Il suffit d'allumer la télévision pour constater les dégâts que notre dépendance au pétrole et au gaz cause à nos économies et aux poches de nos citoyens.
La guerre insensée de Trump contre l’Iran est la dernière crise en date qui fait grimper les factures d’énergie et les prix de l’essence.
Alors que les citoyens ordinaires paient à nouveau le prix des chocs de prix provoqués par le conflit, l’industrie des combustibles fossiles et ses partisans ont profité de ce moment pour affirmer que la réponse à cette crise est (commodément) encore plus de pétrole et de gaz.
Ils prétendent à tort que des champs comme le projet controversé de Rosebank constituent une solution magique à de tels chocs économiques. Cela ne pourrait pas être plus éloigné de la vérité.
Si le gouvernement approuve des champs comme Rosebank, il risque de nous enfermer dans notre dépendance toxique à l’égard de combustibles fossiles coûteux plus longtemps que nécessaire, ce qui entraverait le changement décisif nécessaire pour nettoyer les énergies renouvelables produites localement.
Cela mettra notre sécurité énergétique en danger et nous exposera encore plus aux caprices des dictateurs.
Il ne fait également aucun doute que les vastes émissions résultant de la combustion des réserves de Rosebank ne sont pas compatibles avec une planète vivable ou avec les engagements de ce pays dans la lutte contre le changement climatique.
S'il est obtenu, le champ ne réduira la dépendance du pays aux importations de gaz que d'un maigre 1 pour cent.
De plus, les réserves de Rosebank sont presque entièrement constituées de pétrole destiné à l'exportation sur les marchés mondiaux et n'enlèveront pas un centime aux factures du Royaume-Uni.
Au lieu de cela, il enverrait des milliards à la Norvège, qui est copropriétaire de Rosebank via sa société pétrolière soutenue par l'État, Equinor. Pendant ce temps, le contribuable britannique supporterait des coûts de développement importants grâce à de généreux allègements fiscaux.
Mais se précipiter inutilement dans de nouveaux domaines comme Rosebank n’est pas seulement une vision climatique à court terme. Le projet pourrait financer de graves injustices à l’étranger.
Des rapports suggèrent que plus de 200 millions de livres sterling de Rosebank pourraient être versés au groupe Delek, un conglomérat pétrolier israélien qui a été signalé par l'ONU pour violations des droits de l'homme en Palestine.
Delek est l'actionnaire majoritaire d'Ithaca Energy, copropriétaire de Rosebank.
Delek opère dans les colonies israéliennes de Cisjordanie. Notre gouvernement reconnaît que ces colonies sont illégales au regard du droit international. Pourtant, l’approbation de Rosebank pourrait permettre aux bénéfices d’un champ pétrolier britannique de revenir à une société qui y opère.
Delek est également connu pour avoir fourni du carburant à l’armée israélienne, alors même qu’elle commettait un génocide contre les Palestiniens à Gaza.
La Cour internationale de Justice a clairement indiqué dans son arrêt de 2024 que les États ne doivent pas apporter aide ou assistance à l’occupation illégale de la Palestine par Israël et doivent agir pour y mettre un terme.
Le gouvernement ne devrait pas ignorer ces risques. Elle est bien consciente de ces préoccupations, ayant reçu une notification légale selon laquelle l'approbation de Rosebank pourrait la mettre en violation de ses obligations en matière de droit international.

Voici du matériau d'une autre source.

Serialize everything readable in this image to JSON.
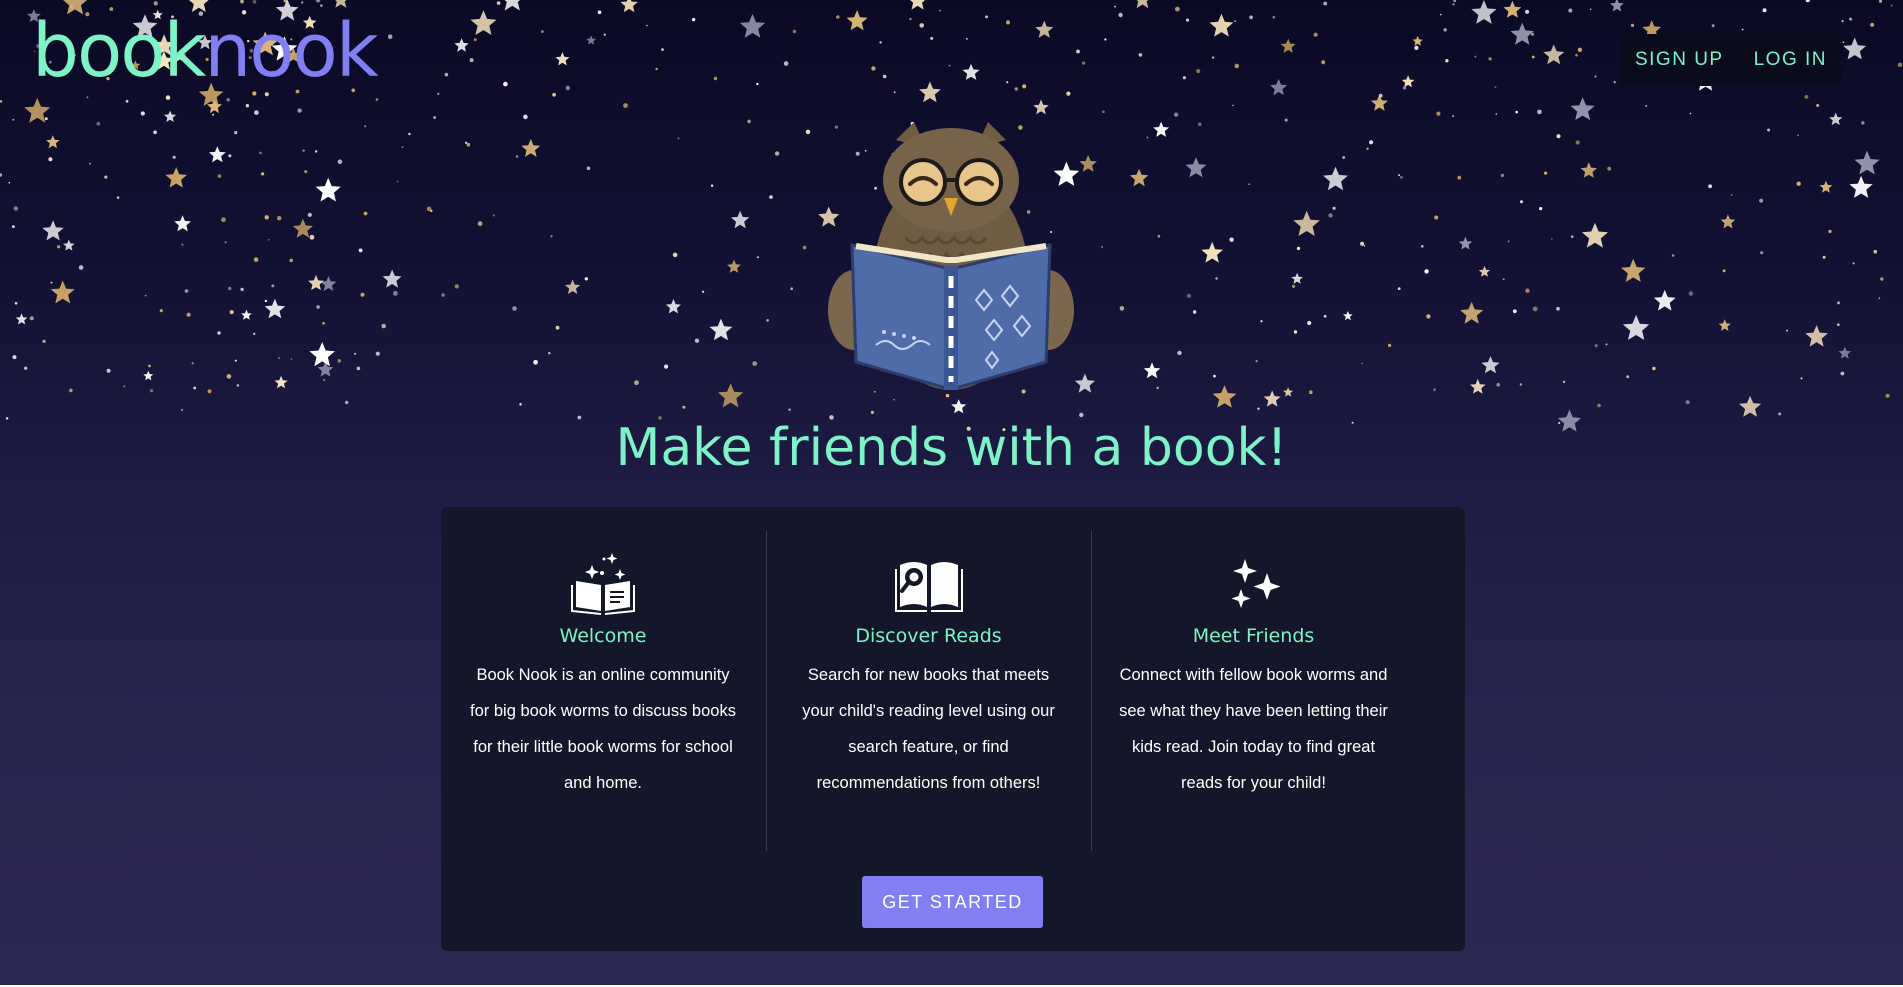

Les enquêtes ont déjà montré qu'Ithaca Energy avait cédé plus d'un milliard de dollars à Delek Group depuis 2020.
Pas un seul centime des bénéfices de la mer du Nord ne devrait aller aux entreprises opérant dans les colonies israéliennes illégales ou liées aux violations des droits de l’homme en Palestine.
Alors que les majors pétrolières se préparent à récolter des milliards grâce à cette guerre, le gouvernement britannique ne peut ignorer les arguments croissants contre le développement de nouveaux gisements de pétrole et de gaz en mer du Nord.
Elle doit donner la priorité aux intérêts des gens ordinaires, pour des factures abordables et un climat vivable, et non aux intérêts étroits des géants pétroliers.
Il n’a jamais été aussi clair que le Royaume-Uni devait sortir des montagnes russes des combustibles fossiles. Notre dépendance au pétrole et au gaz ne nous expose pas seulement à des chocs économiques, elle risque également de nous lier à des conflits et à des violations des droits humains dans le monde entier.
Dans l’intérêt de la justice au pays et à l’étranger, le gouvernement doit rejeter Rosebank pour de bon.